PaidContent published an absolutely absurd piece yesterday on the departure of New York Times assistant managing editor Jim Roberts, who happens to be quite popular on Twitter, the real-time microblogging platform.
Jim -- a lovely fellow by any measure -- has some 75,000 followers. The premise is that the New York Times or any other employer could very well claim a person's following as a tool of doing business, no different than your corporate laptop or the proprietary documents it holds.
Oh, hell no.
Allow me to count the ways in which this is ridiculous:
Legally, Twitter doesn't own your tweets -- but it does own its user accounts. How, exactly, can a company claim jurisdiction over parts of another's platform?
If followers have a market price, does the government get to tax it?
Individuals have work lives and home lives; as people, they are whole. A Twitter account can reflect both. In this scenario, how can a company reasonably claim ownership of an individual's account? (Do they get to take photos of your children, too?)
Further, what if that account precedes the person's relationship with the employer?

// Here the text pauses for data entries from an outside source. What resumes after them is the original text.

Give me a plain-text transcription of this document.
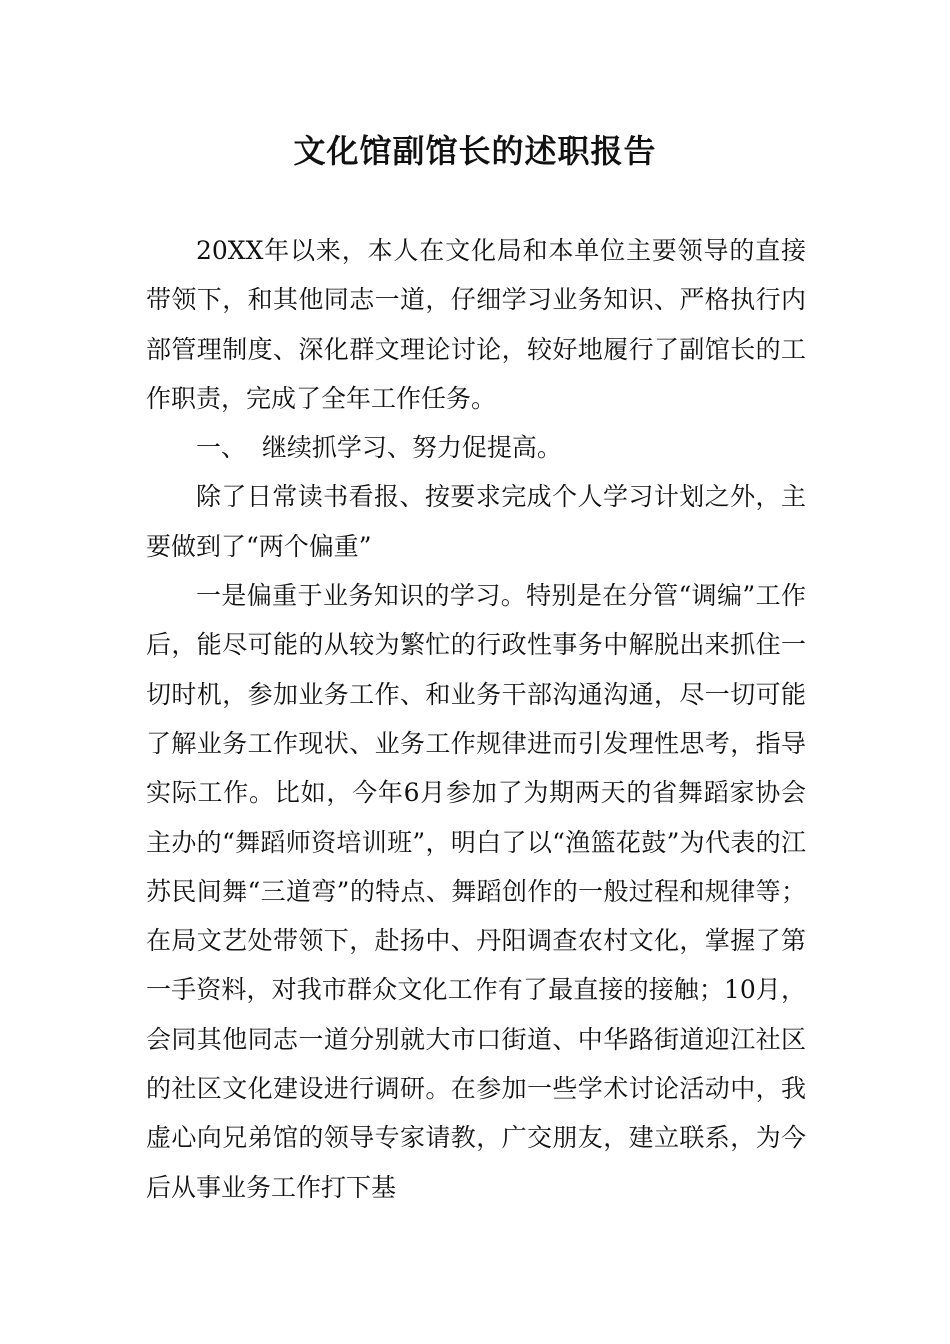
文化馆副馆长的述职报告

20XX年以来，本人在文化局和本单位主要领导的直接带领下，和其他同志一道，仔细学习业务知识、严格执行内部管理制度、深化群文理论讨论，较好地履行了副馆长的工作职责，完成了全年工作任务。

一、  继续抓学习、努力促提高。

除了日常读书看报、按要求完成个人学习计划之外，主要做到了“两个偏重”

一是偏重于业务知识的学习。特别是在分管“调编”工作后，能尽可能的从较为繁忙的行政性事务中解脱出来抓住一切时机，参加业务工作、和业务干部沟通沟通，尽一切可能了解业务工作现状、业务工作规律进而引发理性思考，指导实际工作。比如，今年6月参加了为期两天的省舞蹈家协会主办的“舞蹈师资培训班”，明白了以“渔篮花鼓”为代表的江苏民间舞“三道弯”的特点、舞蹈创作的一般过程和规律等；在局文艺处带领下，赴扬中、丹阳调查农村文化，掌握了第一手资料，对我市群众文化工作有了最直接的接触；10月，会同其他同志一道分别就大市口街道、中华路街道迎江社区的社区文化建设进行调研。在参加一些学术讨论活动中，我虚心向兄弟馆的领导专家请教，广交朋友，建立联系，为今后从事业务工作打下基
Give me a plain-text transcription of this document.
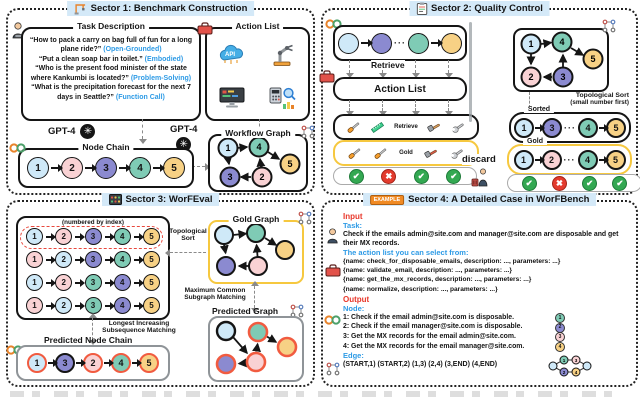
Sector 1: Benchmark Construction
Task Description
“How to pack a carry on bag full of fun for a long plane ride?” (Open-Grounded)
“Put a clean soap bar in toilet.” (Embodied)
“Who is the present food minister of the state where Kankumbi is located?” (Problem-Solving)
“What is the precipitation forecast for the next 7 days in Seattle?” (Function Call)
Action List
API
GPT-4 ✳	GPT-4
✳
Node Chain
1	2	3	4	5
Workflow Graph
1	4
3	2
5
Sector 2: Quality Control
···
Retrieve
Action List
Retrieve
Gold
✔
✖
✔
✔
discard
1	4
2	3
5
Topological Sort
(small number first)
Sorted
1	3 ···	4	5
Gold
1	2 ···	4	5
✔
✖
✔
✔
Sector 3: WorFEval
(numbered by index)
1	2	3	4	5
1	2	3	4	5
1	2	3	4	5
1	2	3	4	5
Topological
Sort
Gold Graph
Maximum Common
Subgraph Matching
Predicted Graph
Longest Increasing
Subsequence Matching
Predicted Node Chain
1	3	2	4	5
EXAMPLE Sector 4: A Detailed Case in WorFBench
Input
Task:
Check if the emails admin@site.com and manager@site.com are disposable and get their MX records.
The action list you can select from:
{name: check_for_disposable_emails, description: ..., parameters: ...}
{name: validate_email, description: ..., parameters: ...}
{name: get_the_mx_records, description: ..., parameters: ...}
{name: normalize, description: ..., parameters: ...}
Output
Node:
1: Check if the email admin@site.com is disposable.	1
2: Check if the email manager@site.com is disposable.	2
3: Get the MX records for the email admin@site.com.	3
4: Get the MX records for the email manager@site.com.	4
Edge:
(START,1) (START,2) (1,3) (2,4) (3,END) (4,END)
1
2
3
4
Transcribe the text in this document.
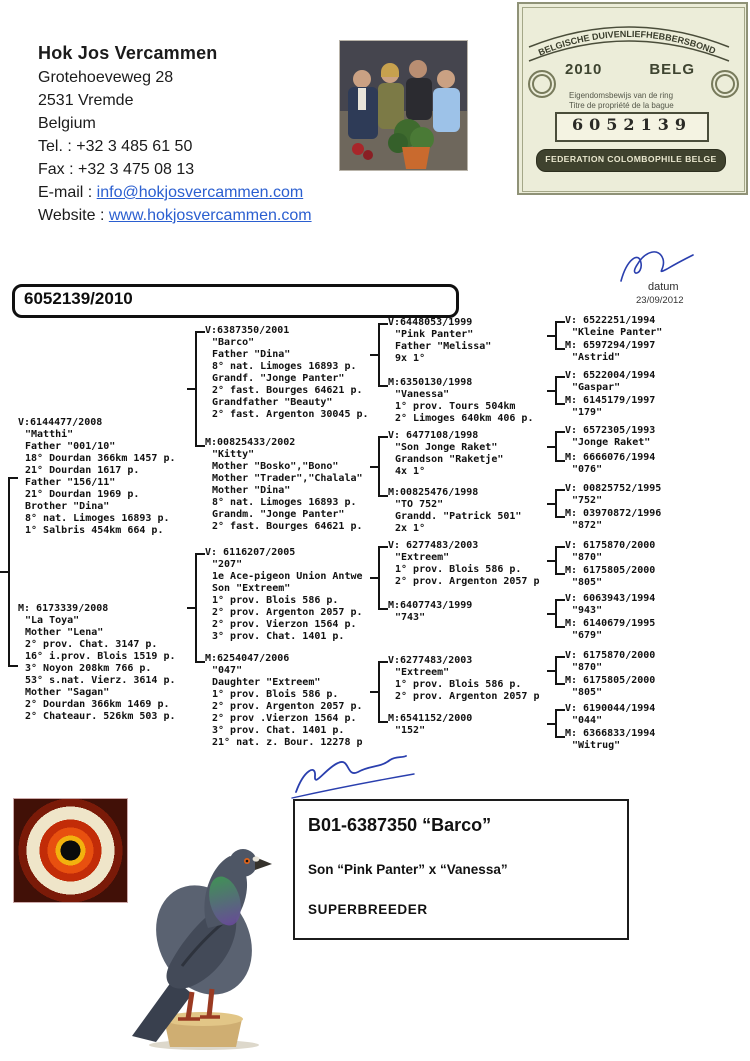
Hok Jos Vercammen
Grotehoeveweg 28
2531 Vremde
Belgium
Tel. : +32 3 485 61 50
Fax : +32 3 475 08 13
E-mail : info@hokjosvercammen.com
Website : www.hokjosvercammen.com
BELGISCHE DUIVENLIEFHEBBERSBOND
2010	BELG
Eigendomsbewijs van de ring
Titre de propriété de la bague
6052139
FEDERATION COLOMBOPHILE BELGE
6052139/2010
datum
23/09/2012
V:6144477/2008
"Matthi"
Father "001/10"
18° Dourdan 366km 1457 p.
21° Dourdan 1617 p.
Father "156/11"
21° Dourdan 1969 p.
Brother "Dina"
8° nat. Limoges 16893 p.
1° Salbris 454km 664 p.
M: 6173339/2008
"La Toya"
Mother "Lena"
2° prov. Chat. 3147 p.
16° i.prov. Blois 1519 p.
3° Noyon 208km 766 p.
53° s.nat. Vierz. 3614 p.
Mother "Sagan"
2° Dourdan 366km 1469 p.
2° Chateaur. 526km 503 p.
V:6387350/2001
"Barco"
Father "Dina"
8° nat. Limoges 16893 p.
Grandf. "Jonge Panter"
2° fast. Bourges 64621 p.
Grandfather "Beauty"
2° fast. Argenton 30045 p.
M:00825433/2002
"Kitty"
Mother "Bosko","Bono"
Mother "Trader","Chalala"
Mother "Dina"
8° nat. Limoges 16893 p.
Grandm. "Jonge Panter"
2° fast. Bourges 64621 p.
V: 6116207/2005
"207"
1e Ace-pigeon Union Antwe
Son "Extreem"
1° prov. Blois 586 p.
2° prov. Argenton 2057 p.
2° prov. Vierzon 1564 p.
3° prov. Chat. 1401 p.
M:6254047/2006
"047"
Daughter "Extreem"
1° prov. Blois 586 p.
2° prov. Argenton 2057 p.
2° prov .Vierzon 1564 p.
3° prov. Chat. 1401 p.
21° nat. z. Bour. 12278 p
V:6448053/1999
"Pink Panter"
Father "Melissa"
9x 1°
M:6350130/1998
"Vanessa"
1° prov. Tours 504km
2° Limoges 640km 406 p.
V: 6477108/1998
"Son Jonge Raket"
Grandson "Raketje"
4x 1°
M:00825476/1998
"TO 752"
Grandd. "Patrick 501"
2x 1°
V: 6277483/2003
"Extreem"
1° prov. Blois 586 p.
2° prov. Argenton 2057 p
M:6407743/1999
"743"
V:6277483/2003
"Extreem"
1° prov. Blois 586 p.
2° prov. Argenton 2057 p
M:6541152/2000
"152"
V: 6522251/1994
"Kleine Panter"
M: 6597294/1997
"Astrid"
V: 6522004/1994
"Gaspar"
M: 6145179/1997
"179"
V: 6572305/1993
"Jonge Raket"
M: 6666076/1994
"076"
V: 00825752/1995
"752"
M: 03970872/1996
"872"
V: 6175870/2000
"870"
M: 6175805/2000
"805"
V: 6063943/1994
"943"
M: 6140679/1995
"679"
V: 6175870/2000
"870"
M: 6175805/2000
"805"
V: 6190044/1994
"044"
M: 6366833/1994
"Witrug"
B01-6387350 “Barco”
Son “Pink Panter” x “Vanessa”
SUPERBREEDER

For a prominent journalist like Jim, it wouldn't be unreasonable to make an argument that he's a public figure -- that's partially his job -- and so his likeness may be of concern to an employer. But in the social media era, aren't we all?
Finally, the "likeness" and public figure argument gets even shakier once you extrapolate it out to other parts of the Internet. Does a company own your Tumblr? Your Facebook profile and activity? Your resume on LinkedIn? Your ZDNet account and comments?
Questions like this first came about when individual users of the Internet became public users -- when anonymity began to give way to real names, and individuals could be easily connected to their employers. Risk-averse employers tried to clamp down, even though the social web grew largely unfettered. This is the same dynamic that drives the bring-your-own-device, or BYOD, phenomenon in the enterprise.
But it's 2013. Are we really still talking about this? Is there still a lingering perception in business that companies have direct control over what their employees do elsewhere in their lives -- especially on the Internet? (Does the U.S. government lay claim to the followers of Barack Obama when he leaves office? C'mon.) Employers can disapprove of certain activity, sure. But they cannot own.
It's time to face reality. If your company wants to be a social enterprise, as so many seem to lately, then it needs to get the basics down. (To the Times' credit, claiming Roberts' followers was never a question -- it didn't think or care to take them, even though he has "NYT" in his handle, which will soon be changed.) That we must continue to debate this issue is counterproductive.
The people you employ are on the Internet. Get over it.